Но Фадеевна не понимает остроты и продолжает ворчать как бы про себя:
— Приедет он! Дожидайтесь!
Она сама ждет не дождется приезда Константина Никифоровича и отлично знает, что это — самое больное место Никифора Ивановича, но не может удержаться, чтобы не разбередить раны. Когда Никифор Иванович, выйдя в отставку, перекочевал из западной России в Москву, чтобы быть поближе к сыну, Константин Никифорович не выразил по этому поводу особенной радости. Вскоре он получил видное место в министерстве и переехал в Петербург. Никифор Иванович хотел тащиться за ним, но сын решительно отсоветовал, ссылаясь на петербургский климат. Обещал часто наезжать в Москву, но за все четыре года был у отца только два раза. За последнее время Никифор Иванович особенно встосковался по сыне, писал ему письмо за письмом и, наконец, получил от него уведомление, что он приедет в Москву и будет у отца в первый день праздника. С тех пор Никифор Иванович ожил и повеселел.
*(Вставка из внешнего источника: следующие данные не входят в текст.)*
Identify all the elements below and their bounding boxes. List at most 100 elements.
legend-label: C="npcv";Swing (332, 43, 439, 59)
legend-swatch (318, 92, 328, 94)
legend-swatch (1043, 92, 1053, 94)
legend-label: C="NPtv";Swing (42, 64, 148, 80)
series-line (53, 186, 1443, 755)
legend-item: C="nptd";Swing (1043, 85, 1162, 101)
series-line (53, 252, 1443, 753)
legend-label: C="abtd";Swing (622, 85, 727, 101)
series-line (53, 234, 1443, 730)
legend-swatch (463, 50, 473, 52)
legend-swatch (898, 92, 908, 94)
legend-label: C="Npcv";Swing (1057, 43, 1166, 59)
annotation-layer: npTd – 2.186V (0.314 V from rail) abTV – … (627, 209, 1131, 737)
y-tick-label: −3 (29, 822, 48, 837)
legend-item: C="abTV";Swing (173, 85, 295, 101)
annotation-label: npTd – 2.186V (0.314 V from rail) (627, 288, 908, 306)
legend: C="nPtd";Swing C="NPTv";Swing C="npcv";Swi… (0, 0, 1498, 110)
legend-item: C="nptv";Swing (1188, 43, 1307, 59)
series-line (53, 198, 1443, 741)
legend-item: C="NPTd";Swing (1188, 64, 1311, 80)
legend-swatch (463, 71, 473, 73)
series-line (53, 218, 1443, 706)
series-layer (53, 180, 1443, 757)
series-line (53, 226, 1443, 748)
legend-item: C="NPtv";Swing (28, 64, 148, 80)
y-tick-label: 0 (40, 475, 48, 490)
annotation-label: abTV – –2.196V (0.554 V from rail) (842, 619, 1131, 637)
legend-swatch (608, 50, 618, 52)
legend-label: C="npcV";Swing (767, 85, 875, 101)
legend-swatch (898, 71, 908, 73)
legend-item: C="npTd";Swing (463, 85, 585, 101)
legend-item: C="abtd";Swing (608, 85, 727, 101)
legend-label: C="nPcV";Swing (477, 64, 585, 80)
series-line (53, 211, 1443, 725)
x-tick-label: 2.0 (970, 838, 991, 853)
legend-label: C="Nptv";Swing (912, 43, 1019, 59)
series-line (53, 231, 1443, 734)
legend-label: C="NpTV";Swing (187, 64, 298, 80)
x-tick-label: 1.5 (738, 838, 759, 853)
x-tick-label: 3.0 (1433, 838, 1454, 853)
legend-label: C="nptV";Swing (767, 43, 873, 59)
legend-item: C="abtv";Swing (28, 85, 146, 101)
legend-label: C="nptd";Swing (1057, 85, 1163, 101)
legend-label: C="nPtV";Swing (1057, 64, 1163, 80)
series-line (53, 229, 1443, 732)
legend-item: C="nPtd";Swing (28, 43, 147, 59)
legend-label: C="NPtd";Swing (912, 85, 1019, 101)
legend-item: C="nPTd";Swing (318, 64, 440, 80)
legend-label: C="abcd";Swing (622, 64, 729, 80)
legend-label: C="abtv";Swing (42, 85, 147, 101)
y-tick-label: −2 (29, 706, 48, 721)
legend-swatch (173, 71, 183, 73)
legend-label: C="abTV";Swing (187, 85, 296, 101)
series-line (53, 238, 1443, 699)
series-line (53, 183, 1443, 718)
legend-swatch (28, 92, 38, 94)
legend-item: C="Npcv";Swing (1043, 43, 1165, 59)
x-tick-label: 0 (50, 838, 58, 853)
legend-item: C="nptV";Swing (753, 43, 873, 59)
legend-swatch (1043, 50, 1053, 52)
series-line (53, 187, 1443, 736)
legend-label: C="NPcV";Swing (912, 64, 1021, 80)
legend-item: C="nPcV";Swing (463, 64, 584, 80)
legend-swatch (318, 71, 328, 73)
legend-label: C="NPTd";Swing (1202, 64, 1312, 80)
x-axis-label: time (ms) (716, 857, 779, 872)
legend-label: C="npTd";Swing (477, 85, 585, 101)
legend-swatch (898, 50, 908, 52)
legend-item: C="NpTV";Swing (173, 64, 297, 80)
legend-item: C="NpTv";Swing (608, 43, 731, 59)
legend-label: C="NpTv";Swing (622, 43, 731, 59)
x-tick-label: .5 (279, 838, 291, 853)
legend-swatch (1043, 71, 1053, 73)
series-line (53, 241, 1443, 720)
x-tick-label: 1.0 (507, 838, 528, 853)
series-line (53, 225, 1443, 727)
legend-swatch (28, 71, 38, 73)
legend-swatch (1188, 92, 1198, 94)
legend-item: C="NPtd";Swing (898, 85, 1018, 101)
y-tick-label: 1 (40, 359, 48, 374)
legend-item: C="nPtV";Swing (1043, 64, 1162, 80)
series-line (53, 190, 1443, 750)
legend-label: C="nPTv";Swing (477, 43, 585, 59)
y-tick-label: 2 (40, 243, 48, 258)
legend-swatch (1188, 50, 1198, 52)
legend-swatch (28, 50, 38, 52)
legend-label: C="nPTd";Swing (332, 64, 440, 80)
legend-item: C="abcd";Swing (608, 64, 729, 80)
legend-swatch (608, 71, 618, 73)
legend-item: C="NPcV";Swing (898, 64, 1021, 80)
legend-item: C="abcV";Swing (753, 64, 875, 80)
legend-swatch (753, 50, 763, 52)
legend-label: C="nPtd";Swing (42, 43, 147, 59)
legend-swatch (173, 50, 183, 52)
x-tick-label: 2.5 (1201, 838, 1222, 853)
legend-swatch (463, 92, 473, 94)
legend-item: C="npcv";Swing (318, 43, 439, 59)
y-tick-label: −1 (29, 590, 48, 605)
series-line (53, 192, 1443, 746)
— Он там с советниками компанию водит, — продолжала бубнить Фадеевна, — была ему охота к нам, старикам, ездить! Кабы приехал, давно бы уж тут был, а то вить нет его… И прежде-то, бывало, не дозовешься его, а как женился на питерской, так, чай, забыл, как отца звать-то.
— Молчи ты, стара ворона! — рассердился Никифор Иванович. — ‘Га-га-га!’ — каркает с утра до ночи!
Фадеевна обиделась и уплелась в кухню. Никифор Иванович старался бодриться, но его выдавал левый глаз: в то время, как правый смотрел мужественно, левый (‘младший глаз’, как называл его Никифор Иванович), маленький, ушедший куда-то глубоко, смотрел оттуда грустно и сиротливо.
‘Не приедет!’ — заныло в душе Никифора Ивановича.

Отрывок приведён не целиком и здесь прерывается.